Restart the API server inside the container.

nohup wasmedge --nn-preload default:GGML:AUTO:Llama-3-Groq-8B-Tool-Use-Q4_0.gguf llama-api-server.wasm --model-name tools --ctx-size 4096 --batch-size 128 --prompt-template groq-llama3-tool --socket-addr 0.0.0.0:8080 --log-prompts --log-stat &

Now, we can make an OpenAI style request that gives the LLM a list of available tools.

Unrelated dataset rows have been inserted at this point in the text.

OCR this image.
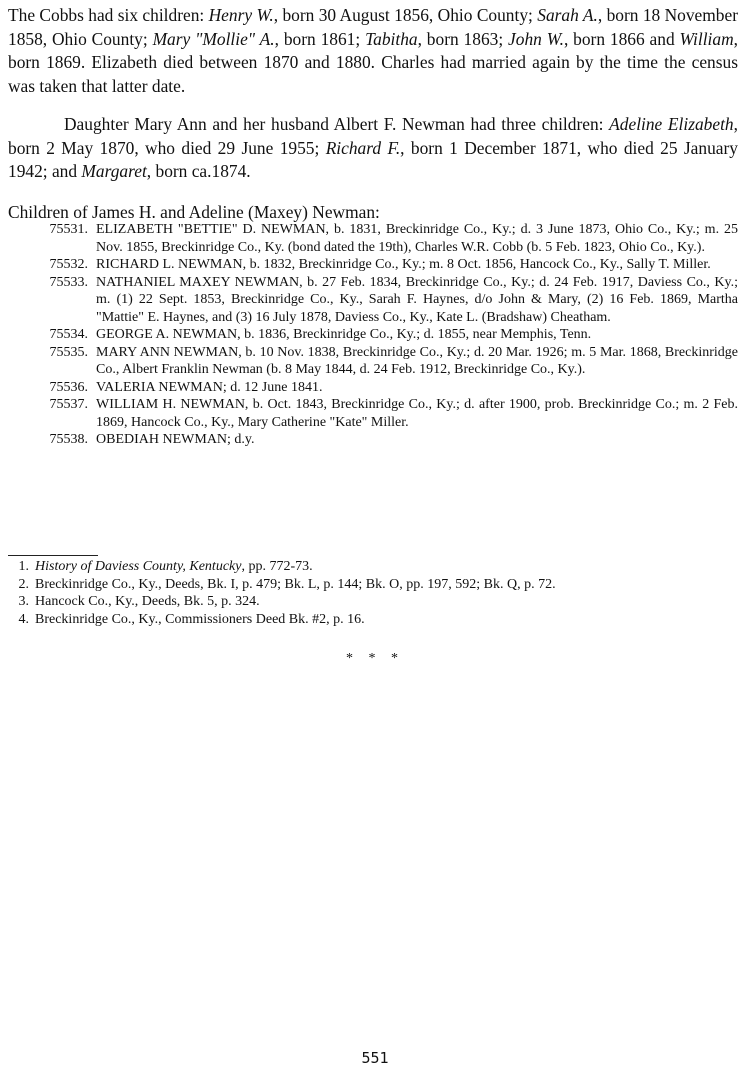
The Cobbs had six children: Henry W., born 30 August 1856, Ohio County; Sarah A., born 18 November 1858, Ohio County; Mary "Mollie" A., born 1861; Tabitha, born 1863; John W., born 1866 and William, born 1869. Elizabeth died between 1870 and 1880. Charles had married again by the time the census was taken that latter date.

Daughter Mary Ann and her husband Albert F. Newman had three children: Adeline Elizabeth, born 2 May 1870, who died 29 June 1955; Richard F., born 1 December 1871, who died 25 January 1942; and Margaret, born ca.1874.

Children of James H. and Adeline (Maxey) Newman:

75531. ELIZABETH "BETTIE" D. NEWMAN, b. 1831, Breckinridge Co., Ky.; d. 3 June 1873, Ohio Co., Ky.; m. 25 Nov. 1855, Breckinridge Co., Ky. (bond dated the 19th), Charles W.R. Cobb (b. 5 Feb. 1823, Ohio Co., Ky.).
75532. RICHARD L. NEWMAN, b. 1832, Breckinridge Co., Ky.; m. 8 Oct. 1856, Hancock Co., Ky., Sally T. Miller.
75533. NATHANIEL MAXEY NEWMAN, b. 27 Feb. 1834, Breckinridge Co., Ky.; d. 24 Feb. 1917, Daviess Co., Ky.; m. (1) 22 Sept. 1853, Breckinridge Co., Ky., Sarah F. Haynes, d/o John & Mary, (2) 16 Feb. 1869, Martha "Mattie" E. Haynes, and (3) 16 July 1878, Daviess Co., Ky., Kate L. (Bradshaw) Cheatham.
75534. GEORGE A. NEWMAN, b. 1836, Breckinridge Co., Ky.; d. 1855, near Memphis, Tenn.
75535. MARY ANN NEWMAN, b. 10 Nov. 1838, Breckinridge Co., Ky.; d. 20 Mar. 1926; m. 5 Mar. 1868, Breckinridge Co., Albert Franklin Newman (b. 8 May 1844, d. 24 Feb. 1912, Breckinridge Co., Ky.).
75536. VALERIA NEWMAN; d. 12 June 1841.
75537. WILLIAM H. NEWMAN, b. Oct. 1843, Breckinridge Co., Ky.; d. after 1900, prob. Breckinridge Co.; m. 2 Feb. 1869, Hancock Co., Ky., Mary Catherine "Kate" Miller.
75538. OBEDIAH NEWMAN; d.y.
1. History of Daviess County, Kentucky, pp. 772-73.
2. Breckinridge Co., Ky., Deeds, Bk. I, p. 479; Bk. L, p. 144; Bk. O, pp. 197, 592; Bk. Q, p. 72.
3. Hancock Co., Ky., Deeds, Bk. 5, p. 324.
4. Breckinridge Co., Ky., Commissioners Deed Bk. #2, p. 16.

* * *

551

curl -X POST http://localhost:8080/v1/chat/completions \
  -H 'accept: application/json' \
  -H 'Content-Type: application/json' \
  --data-binary @tooluse.json

The tooluse.json contains the available tools. It looks like the following.

{
    "messages": [
        {
            "role": "user",
            "content": "What is the weather like in San Francisco in Celsius?"
        }
    ],
    "tools": [
        {
            "type": "function",
            "function": {
                "name": "get_current_weather",
                "description": "Get the current weather in a given location",
                "parameters": {
                    "type": "object",
                    "properties": {
                        "location": {
                            "type": "string",
                            "description": "The city and state, e.g. San Francisco, CA"
                        },
                        "unit": {
                            "type": "string",
                            "enum": [
                                "celsius",
                                "fahrenheit"
                            ],
                            "description": "The temperature unit to use. Infer this from the users location."
                        }
                    },
                    "required": [
                        "location",
                        "unit"
                    ]
                }
            }
        },
        {
            "type": "function",
            "function": {
                "name": "predict_weather",
                "description": "Predict the weather in 24 hours",
                "parameters": {
                    "type": "object",
                    "properties": {
                        "location": {
                            "type": "string",
                            "description": "The city and state, e.g. San Francisco, CA"
                        },
                        "unit": {
                            "type": "string",
                            "enum": [
                                "celsius",
                                "fahrenheit"
                            ],
                            "description": "The temperature unit to use. Infer this from the users location."
                        }
                    },
                    "required": [
                        "location",
                        "unit"
                    ]
                }
            }
        }
    ],
    "tool_choice": "auto",
    "stream": false
}

The LLM will respond with the function calls it would like the agent to execute.

{"id":"chatcmpl-f5c9efff-c742-4948-93c1-0e19287a764e","object":"chat.completion","created":1729653908,"model":"tools","choices":[{"index":0,"message":{"content":"<tool_call>\n{\"id\": 0, \"name\": \"get_current_weather\", \"arguments\": {\"location\": \"San Francisco, CA\", \"unit\": \"celsius\"}}\n</tool_call>","tool_calls":[{"id":"call_abc123","type":"function","function":{"name":"get_current_weather","arguments":"{\"location\":\"San Francisco, CA\",\"unit\":\"celsius\"}"}}],"role":"assistant"},"finish_reason":"tool_calls","logprobs":null}],"usage":{"prompt_tokens":404,"completion_tokens":38,"total_tokens":442}}

Learn more about LLM tool use here.

Performance and future directions

On multi-GPU machines, LlamaEdge allows you to specify a GPU to run the LLM. That enables us to run multiple LLM apps in parallel.

The Ascend 910B generates around 15 tokens per second for 8B class LLMs and 5 tokens per second for 70B class LLMs. That is on par with Apple’s M3 chips, which are much slower than the Ascend 910B in TOPS benchmarks. We believe that the CANN backend for llama.cpp still have a lot of room for optimization. We look forward to much improved software and driver support on this amazing hardware in the near future!